Frontières littéraires et identité
Un débat venu d’une communication sur la littérature togolaise a ravivé la question de l’identité des écrivains dans des zones frontalières où les cultures se chevauchent. Plusieurs voix ont constaté qu’un auteur peut être simultanément revendiqué par plusieurs nations sans que son œuvre en pâtisse.
Pour illustrer cette porosité, Ifoundza a cité la journaliste et autrice Svetlana Alexievitch, souvent partagée entre Ukraine et Biélorussie. Le parallèle a permis de montrer combien la mondialisation brouille les ancrages sans effacer la singularité des récits.
L’éveil des jeunes plumes
Moment fort du deuxième jour, une session hybride a relié la bibliothèque Bénin Excellence à Paris, accueillant des lycéens béninois et italiens autour du philosophe Victor Hountondji. L’échange visait à stimuler la créativité littéraire et à familiariser les élèves avec les pratiques éditoriales contemporaines.
Les intervenants ont encouragé les jeunes à tirer parti des outils numériques pour publier leurs premiers textes, tout en maintenant une exigence stylistique. La perspective d’une anthologie bilingue, évoquée à la fin de l’atelier, a suscité un enthousiasme palpable parmi les participants.
Ifoundza voit dans cette ouverture internationale « une manière d’enraciner le goût du livre dès le secondaire tout en préparant les écrivains de demain à la co-création interculturelle ». Ses propos ont été repris dans plusieurs médias locaux à l’issue du festival.
Langues africaines et traduction
La récurrence du sujet des langues africaines a rappelé l’écart persistant entre production et diffusion. Comment écrire en fon, kongo ou wolof et toucher un public étranger ? Faute de traducteurs formés, nombre de manuscrits restent confinés à leur terroir linguistique.
Plusieurs éditeurs ont plaidé pour des incubateurs dédiés à la traduction. La délégation congolaise a fait valoir sa propre initiative de bourses destinées aux traducteurs vers le français, estimant que la mutualisation régionale permettrait de réduire les coûts et de fluidifier les échanges.

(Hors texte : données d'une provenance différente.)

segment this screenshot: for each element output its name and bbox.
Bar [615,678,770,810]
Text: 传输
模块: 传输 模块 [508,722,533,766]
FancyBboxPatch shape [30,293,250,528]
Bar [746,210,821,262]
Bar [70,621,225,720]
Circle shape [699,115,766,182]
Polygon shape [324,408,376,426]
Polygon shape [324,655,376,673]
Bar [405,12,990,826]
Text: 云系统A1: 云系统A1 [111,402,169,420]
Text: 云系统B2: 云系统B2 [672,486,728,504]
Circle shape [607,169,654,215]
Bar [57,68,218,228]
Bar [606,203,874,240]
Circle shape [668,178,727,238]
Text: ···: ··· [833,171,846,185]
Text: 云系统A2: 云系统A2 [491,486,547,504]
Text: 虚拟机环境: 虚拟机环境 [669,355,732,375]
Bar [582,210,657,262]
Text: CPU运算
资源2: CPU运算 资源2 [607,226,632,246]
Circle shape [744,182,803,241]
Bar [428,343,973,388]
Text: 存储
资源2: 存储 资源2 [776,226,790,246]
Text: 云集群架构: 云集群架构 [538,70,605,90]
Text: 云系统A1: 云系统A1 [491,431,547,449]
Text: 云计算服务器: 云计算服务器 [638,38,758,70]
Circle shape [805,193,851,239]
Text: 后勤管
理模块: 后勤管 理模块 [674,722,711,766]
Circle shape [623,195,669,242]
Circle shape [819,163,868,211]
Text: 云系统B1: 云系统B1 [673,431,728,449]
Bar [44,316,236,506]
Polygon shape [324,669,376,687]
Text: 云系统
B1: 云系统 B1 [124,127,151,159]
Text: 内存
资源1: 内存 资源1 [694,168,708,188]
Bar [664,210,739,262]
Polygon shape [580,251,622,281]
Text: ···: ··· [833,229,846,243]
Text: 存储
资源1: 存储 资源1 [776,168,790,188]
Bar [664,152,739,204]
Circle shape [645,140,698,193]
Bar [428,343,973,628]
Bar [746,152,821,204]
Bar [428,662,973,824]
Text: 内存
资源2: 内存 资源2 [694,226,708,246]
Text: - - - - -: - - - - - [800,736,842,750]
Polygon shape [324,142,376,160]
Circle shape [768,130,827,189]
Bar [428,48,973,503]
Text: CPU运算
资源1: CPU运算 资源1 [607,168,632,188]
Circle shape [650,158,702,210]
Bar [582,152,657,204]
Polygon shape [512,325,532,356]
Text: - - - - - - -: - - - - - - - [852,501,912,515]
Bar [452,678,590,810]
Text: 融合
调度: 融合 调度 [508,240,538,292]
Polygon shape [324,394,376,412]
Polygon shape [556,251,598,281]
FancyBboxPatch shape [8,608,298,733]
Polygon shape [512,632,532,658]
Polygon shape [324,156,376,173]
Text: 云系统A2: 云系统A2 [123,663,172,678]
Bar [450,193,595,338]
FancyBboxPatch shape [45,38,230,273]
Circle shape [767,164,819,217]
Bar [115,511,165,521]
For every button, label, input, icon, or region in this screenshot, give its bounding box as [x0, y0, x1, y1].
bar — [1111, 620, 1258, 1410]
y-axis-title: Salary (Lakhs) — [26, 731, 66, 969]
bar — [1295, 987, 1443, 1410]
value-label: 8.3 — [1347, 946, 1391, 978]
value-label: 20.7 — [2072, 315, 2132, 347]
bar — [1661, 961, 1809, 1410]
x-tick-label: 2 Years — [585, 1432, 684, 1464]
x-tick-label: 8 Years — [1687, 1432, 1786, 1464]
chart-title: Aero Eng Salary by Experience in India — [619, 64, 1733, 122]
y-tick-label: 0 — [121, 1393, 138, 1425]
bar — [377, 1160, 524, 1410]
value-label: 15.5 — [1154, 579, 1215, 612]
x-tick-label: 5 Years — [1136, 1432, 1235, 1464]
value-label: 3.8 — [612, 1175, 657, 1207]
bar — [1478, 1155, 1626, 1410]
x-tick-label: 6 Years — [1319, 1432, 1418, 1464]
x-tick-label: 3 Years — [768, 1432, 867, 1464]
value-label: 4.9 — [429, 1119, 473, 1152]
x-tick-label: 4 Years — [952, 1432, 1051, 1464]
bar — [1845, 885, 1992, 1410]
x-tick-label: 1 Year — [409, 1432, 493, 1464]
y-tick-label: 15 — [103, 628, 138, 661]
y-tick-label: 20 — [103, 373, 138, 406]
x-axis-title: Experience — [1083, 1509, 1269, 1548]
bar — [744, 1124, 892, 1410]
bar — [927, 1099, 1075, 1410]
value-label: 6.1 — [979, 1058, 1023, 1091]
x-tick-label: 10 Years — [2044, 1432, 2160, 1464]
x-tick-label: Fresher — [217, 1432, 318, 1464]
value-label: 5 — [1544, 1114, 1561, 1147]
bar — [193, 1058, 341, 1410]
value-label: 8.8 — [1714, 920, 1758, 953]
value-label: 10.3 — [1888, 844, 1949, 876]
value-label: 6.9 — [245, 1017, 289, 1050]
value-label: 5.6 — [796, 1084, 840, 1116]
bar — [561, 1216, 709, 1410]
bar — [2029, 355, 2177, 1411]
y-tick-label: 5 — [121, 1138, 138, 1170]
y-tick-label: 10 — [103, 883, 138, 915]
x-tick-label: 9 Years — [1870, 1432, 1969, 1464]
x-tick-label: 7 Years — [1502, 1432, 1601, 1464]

Perspectives et distinctions
La remise de la médaille de promotion de la culture africaine à Thierry Paul Ifoundza a clôturé le Filab 2025 sur une note fédératrice. L’auteur affirme vouloir « porter plus haut la voix du Congo et, au-delà, celle d’un continent qui sait se réinventer ».
D’ores et déjà, les organisateurs fixent rendez-vous en 2026 avec l’ambition d’intégrer davantage le secteur audiovisuel. L’idée est d’articuler livre, cinéma et jeu vidéo afin de consolider un écosystème créatif capable de rivaliser sur les plateformes internationales.